Pour d'autres réseaux, 2004 pourrait fort bien être l'année d'un nouveau départ, parallèlement aux objectifs annoncés ou aux rachats des filiales françaises par les sièges européens, comme ce fut le cas pour Mitsubishi ou Kia (JA n° 851). Kia, qui affiche de grandes ambitions en termes de volume en Europe comme en France (JA
n° 865), en espérant y atteindre la barre des 10 000 immatriculations fin 2004 avant les 15 000 en 2005. Pour y parvenir, le réseau devrait passer rapidement à 120 points de vente en s'appuyant sur de grands distributeurs. De son côté, Mitsubishi vise les 30 000 immatriculations.(JA n° 858). Très filialisé (29 points de vente contrôlés par MMC France pour 49 % des ventes totales de la marque), le réseau n'est pas suffisamment développé dans l'Hexagone : "Nous souhaitons disposer de 130 à 150 points de vente d'ici 2005", avait déclaré Dirk Pissens, le nouveau dirigeant de la marque en France. Le processus est déjà en marche puisque, en 2003, le réseau a enregistré 9 nouveaux sites primaires au sein de son toujours maigre maillage de 89 points de vente. Place aux nominations désormais.

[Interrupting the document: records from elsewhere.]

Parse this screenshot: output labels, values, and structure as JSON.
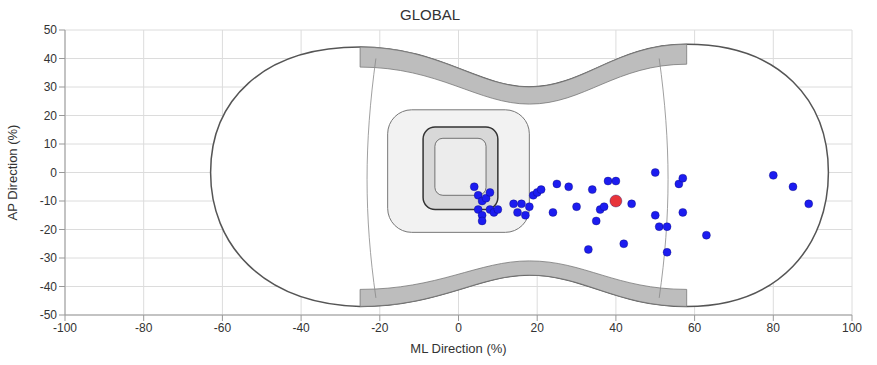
{
  "chart_data": {
    "type": "scatter",
    "title": "GLOBAL",
    "x_label": "ML Direction (%)",
    "y_label": "AP Direction (%)",
    "xlim": [
      -100,
      100
    ],
    "xticks": [
      -100,
      -80,
      -60,
      -40,
      -20,
      0,
      20,
      40,
      60,
      80,
      100
    ],
    "ylim": [
      -50,
      50
    ],
    "yticks": [
      -50,
      -40,
      -30,
      -20,
      -10,
      0,
      10,
      20,
      30,
      40,
      50
    ],
    "grid": true,
    "series": [
      {
        "color": "#1c1cf0",
        "marker": "circle",
        "x": [
          4,
          5,
          6,
          5,
          6,
          6,
          7,
          8,
          8,
          9,
          10,
          14,
          15,
          16,
          17,
          18,
          19,
          20,
          21,
          24,
          25,
          28,
          30,
          33,
          34,
          35,
          36,
          37,
          38,
          40,
          42,
          44,
          50,
          50,
          51,
          53,
          53,
          56,
          57,
          57,
          63,
          80,
          85,
          89
        ],
        "y": [
          -5,
          -8,
          -10,
          -13,
          -15,
          -17,
          -9,
          -7,
          -13,
          -14,
          -13,
          -11,
          -14,
          -11,
          -15,
          -12,
          -8,
          -7,
          -6,
          -14,
          -4,
          -5,
          -12,
          -27,
          -6,
          -17,
          -13,
          -12,
          -3,
          -3,
          -25,
          -11,
          0,
          -15,
          -19,
          -19,
          -28,
          -4,
          -2,
          -14,
          -22,
          -1,
          -5,
          -11
        ]
      },
      {
        "color": "#e8343a",
        "marker": "circle",
        "x": [
          40
        ],
        "y": [
          -10
        ]
      }
    ]
  }
}
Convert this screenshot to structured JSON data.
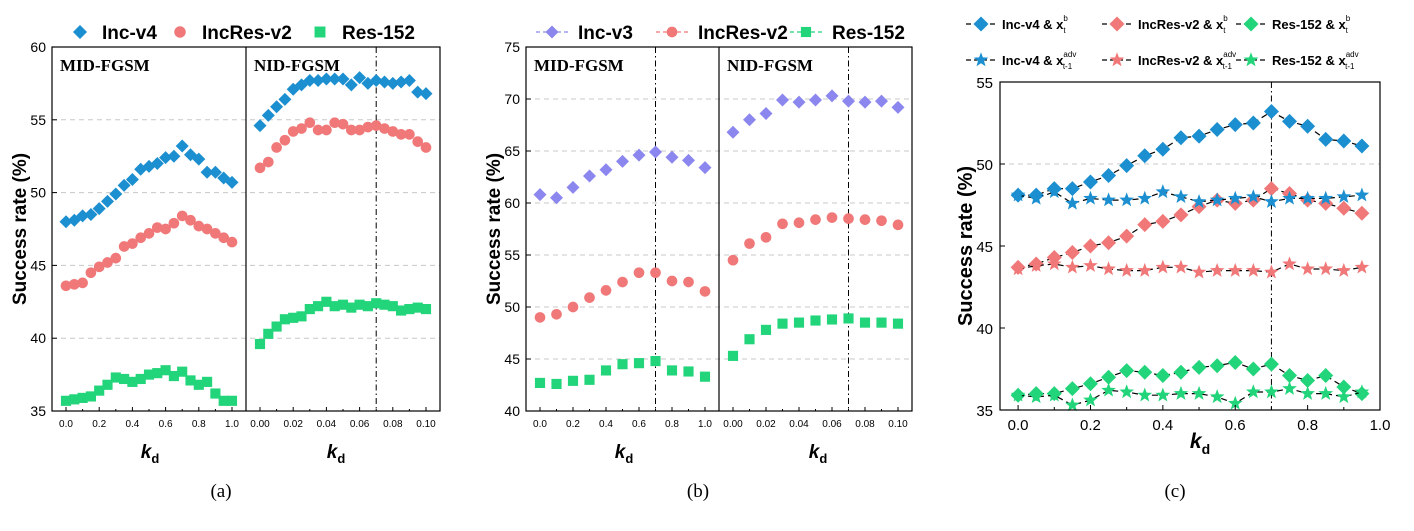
{
  "colors": {
    "inc_v4": "#1c8fd0",
    "inc_v3": "#8c87ee",
    "incres_v2": "#f07878",
    "res_152": "#22d47a",
    "axis": "#000000",
    "grid": "#c8c8c8"
  },
  "chart_data": [
    {
      "id": "a",
      "type": "scatter",
      "caption": "(a)",
      "legend": [
        "Inc-v4",
        "IncRes-v2",
        "Res-152"
      ],
      "ylabel": "Success rate (%)",
      "ylim": [
        35,
        60
      ],
      "yticks": [
        "35",
        "40",
        "45",
        "50",
        "55",
        "60"
      ],
      "grid": true,
      "panels": [
        {
          "title": "MID-FGSM",
          "xlabel": "k",
          "xlabel_sub": "d",
          "xlim": [
            0,
            1
          ],
          "xticks": [
            "0.0",
            "0.2",
            "0.4",
            "0.6",
            "0.8",
            "1.0"
          ],
          "x": [
            0,
            0.05,
            0.1,
            0.15,
            0.2,
            0.25,
            0.3,
            0.35,
            0.4,
            0.45,
            0.5,
            0.55,
            0.6,
            0.65,
            0.7,
            0.75,
            0.8,
            0.85,
            0.9,
            0.95,
            1.0
          ],
          "series": [
            {
              "name": "Inc-v4",
              "marker": "diamond",
              "values": [
                48.0,
                48.1,
                48.4,
                48.5,
                48.9,
                49.4,
                49.9,
                50.5,
                50.9,
                51.6,
                51.8,
                52.0,
                52.4,
                52.5,
                53.2,
                52.6,
                52.3,
                51.4,
                51.4,
                51.0,
                50.7
              ]
            },
            {
              "name": "IncRes-v2",
              "marker": "circle",
              "values": [
                43.6,
                43.7,
                43.8,
                44.5,
                44.9,
                45.2,
                45.5,
                46.3,
                46.5,
                46.9,
                47.2,
                47.6,
                47.5,
                47.9,
                48.4,
                48.1,
                47.7,
                47.5,
                47.2,
                46.9,
                46.6
              ]
            },
            {
              "name": "Res-152",
              "marker": "square",
              "values": [
                35.7,
                35.8,
                35.9,
                36.0,
                36.4,
                36.8,
                37.3,
                37.2,
                37.0,
                37.2,
                37.5,
                37.6,
                37.8,
                37.4,
                37.7,
                37.1,
                36.8,
                37.0,
                36.2,
                35.7,
                35.7
              ]
            }
          ]
        },
        {
          "title": "NID-FGSM",
          "xlabel": "k",
          "xlabel_sub": "d",
          "xlim": [
            0,
            0.1
          ],
          "xticks": [
            "0.00",
            "0.02",
            "0.04",
            "0.06",
            "0.08",
            "0.10"
          ],
          "vline": 0.07,
          "x": [
            0,
            0.005,
            0.01,
            0.015,
            0.02,
            0.025,
            0.03,
            0.035,
            0.04,
            0.045,
            0.05,
            0.055,
            0.06,
            0.065,
            0.07,
            0.075,
            0.08,
            0.085,
            0.09,
            0.095,
            0.1
          ],
          "series": [
            {
              "name": "Inc-v4",
              "marker": "diamond",
              "values": [
                54.6,
                55.3,
                55.9,
                56.4,
                57.1,
                57.4,
                57.7,
                57.7,
                57.8,
                57.8,
                57.8,
                57.4,
                57.9,
                57.5,
                57.7,
                57.6,
                57.5,
                57.6,
                57.7,
                56.9,
                56.8
              ]
            },
            {
              "name": "IncRes-v2",
              "marker": "circle",
              "values": [
                51.7,
                52.1,
                53.1,
                53.6,
                54.2,
                54.4,
                54.8,
                54.3,
                54.3,
                54.8,
                54.7,
                54.3,
                54.3,
                54.5,
                54.6,
                54.4,
                54.2,
                54.0,
                54.0,
                53.5,
                53.1
              ]
            },
            {
              "name": "Res-152",
              "marker": "square",
              "values": [
                39.6,
                40.3,
                40.8,
                41.3,
                41.4,
                41.5,
                42.0,
                42.2,
                42.5,
                42.2,
                42.3,
                42.1,
                42.3,
                42.2,
                42.4,
                42.3,
                42.2,
                41.9,
                42.0,
                42.1,
                42.0
              ]
            }
          ]
        }
      ]
    },
    {
      "id": "b",
      "type": "scatter",
      "caption": "(b)",
      "legend": [
        "Inc-v3",
        "IncRes-v2",
        "Res-152"
      ],
      "ylabel": "Success rate (%)",
      "ylim": [
        40,
        75
      ],
      "yticks": [
        "40",
        "45",
        "50",
        "55",
        "60",
        "65",
        "70",
        "75"
      ],
      "grid": true,
      "panels": [
        {
          "title": "MID-FGSM",
          "xlabel": "k",
          "xlabel_sub": "d",
          "xlim": [
            0,
            1
          ],
          "xticks": [
            "0.0",
            "0.2",
            "0.4",
            "0.6",
            "0.8",
            "1.0"
          ],
          "vline": 0.7,
          "x": [
            0,
            0.1,
            0.2,
            0.3,
            0.4,
            0.5,
            0.6,
            0.7,
            0.8,
            0.9,
            1.0
          ],
          "series": [
            {
              "name": "Inc-v3",
              "marker": "diamond",
              "values": [
                60.8,
                60.5,
                61.5,
                62.6,
                63.2,
                64.0,
                64.6,
                64.9,
                64.4,
                64.1,
                63.4
              ]
            },
            {
              "name": "IncRes-v2",
              "marker": "circle",
              "values": [
                49.0,
                49.3,
                50.0,
                50.9,
                51.6,
                52.4,
                53.3,
                53.3,
                52.5,
                52.4,
                51.5
              ]
            },
            {
              "name": "Res-152",
              "marker": "square",
              "values": [
                42.7,
                42.6,
                42.9,
                43.0,
                43.9,
                44.5,
                44.6,
                44.8,
                43.9,
                43.8,
                43.3
              ]
            }
          ]
        },
        {
          "title": "NID-FGSM",
          "xlabel": "k",
          "xlabel_sub": "d",
          "xlim": [
            0,
            0.1
          ],
          "xticks": [
            "0.00",
            "0.02",
            "0.04",
            "0.06",
            "0.08",
            "0.10"
          ],
          "vline": 0.07,
          "x": [
            0,
            0.01,
            0.02,
            0.03,
            0.04,
            0.05,
            0.06,
            0.07,
            0.08,
            0.09,
            0.1
          ],
          "series": [
            {
              "name": "Inc-v3",
              "marker": "diamond",
              "values": [
                66.8,
                68.0,
                68.6,
                69.9,
                69.7,
                69.9,
                70.3,
                69.8,
                69.7,
                69.8,
                69.2
              ]
            },
            {
              "name": "IncRes-v2",
              "marker": "circle",
              "values": [
                54.5,
                56.1,
                56.7,
                58.0,
                58.1,
                58.4,
                58.6,
                58.5,
                58.4,
                58.3,
                57.9
              ]
            },
            {
              "name": "Res-152",
              "marker": "square",
              "values": [
                45.3,
                46.9,
                47.8,
                48.4,
                48.5,
                48.7,
                48.8,
                48.9,
                48.5,
                48.5,
                48.4
              ]
            }
          ]
        }
      ]
    },
    {
      "id": "c",
      "type": "line",
      "caption": "(c)",
      "ylabel": "Success rate (%)",
      "xlabel": "k",
      "xlabel_sub": "d",
      "xlim": [
        -0.05,
        1.0
      ],
      "ylim": [
        35,
        55
      ],
      "xticks": [
        "0.0",
        "0.2",
        "0.4",
        "0.6",
        "0.8",
        "1.0"
      ],
      "yticks": [
        "35",
        "40",
        "45",
        "50",
        "55"
      ],
      "vline": 0.7,
      "hgrid_at": [
        50
      ],
      "x": [
        0,
        0.05,
        0.1,
        0.15,
        0.2,
        0.25,
        0.3,
        0.35,
        0.4,
        0.45,
        0.5,
        0.55,
        0.6,
        0.65,
        0.7,
        0.75,
        0.8,
        0.85,
        0.9,
        0.95
      ],
      "series": [
        {
          "name": "Inc-v4 & x",
          "sup": "b",
          "sub": "t",
          "marker": "diamond",
          "color": "#1c8fd0",
          "values": [
            48.1,
            48.1,
            48.5,
            48.5,
            48.9,
            49.3,
            49.9,
            50.5,
            50.9,
            51.6,
            51.7,
            52.1,
            52.4,
            52.5,
            53.2,
            52.6,
            52.3,
            51.5,
            51.4,
            51.1
          ]
        },
        {
          "name": "IncRes-v2 & x",
          "sup": "b",
          "sub": "t",
          "marker": "diamond",
          "color": "#f07878",
          "values": [
            43.7,
            43.9,
            44.3,
            44.6,
            45.0,
            45.2,
            45.6,
            46.3,
            46.5,
            46.9,
            47.4,
            47.8,
            47.6,
            47.8,
            48.5,
            48.2,
            47.8,
            47.6,
            47.3,
            47.0
          ]
        },
        {
          "name": "Res-152 & x",
          "sup": "b",
          "sub": "t",
          "marker": "diamond",
          "color": "#22d47a",
          "values": [
            35.9,
            36.0,
            36.0,
            36.3,
            36.6,
            37.0,
            37.4,
            37.3,
            37.1,
            37.3,
            37.6,
            37.7,
            37.9,
            37.5,
            37.8,
            37.1,
            36.8,
            37.1,
            36.4,
            36.0
          ]
        },
        {
          "name": "Inc-v4 & x",
          "sup": "adv",
          "sub": "t-1",
          "marker": "star",
          "color": "#1c8fd0",
          "values": [
            48.1,
            47.9,
            48.3,
            47.6,
            47.9,
            47.8,
            47.8,
            47.9,
            48.3,
            48.0,
            47.7,
            47.8,
            47.9,
            48.0,
            47.7,
            47.9,
            47.9,
            47.9,
            48.0,
            48.1
          ]
        },
        {
          "name": "IncRes-v2 & x",
          "sup": "adv",
          "sub": "t-1",
          "marker": "star",
          "color": "#f07878",
          "values": [
            43.6,
            43.8,
            43.9,
            43.7,
            43.8,
            43.6,
            43.5,
            43.5,
            43.7,
            43.7,
            43.4,
            43.5,
            43.5,
            43.5,
            43.4,
            43.9,
            43.6,
            43.6,
            43.5,
            43.7
          ]
        },
        {
          "name": "Res-152 & x",
          "sup": "adv",
          "sub": "t-1",
          "marker": "star",
          "color": "#22d47a",
          "values": [
            35.9,
            35.8,
            35.9,
            35.3,
            35.6,
            36.2,
            36.1,
            35.9,
            35.9,
            36.0,
            36.0,
            35.8,
            35.4,
            36.1,
            36.1,
            36.3,
            36.0,
            36.0,
            35.8,
            36.1
          ]
        }
      ]
    }
  ]
}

Enfin, le réseau Nissan s'est encore un plus concentré : ils ne sont plus que 104. La redistribution des territoires a été importante (19 reprises) et c'est aux distributeurs Renault que celle-ci a profité : "Aujourd'hui, 60 partenaires Renault commercialisent des véhicules Nissan et 85 contrats de concession Nissan sur 161 sont détenus par des partenaires Renault", nous a indiqué le constructeur de Boulogne-Billancourt.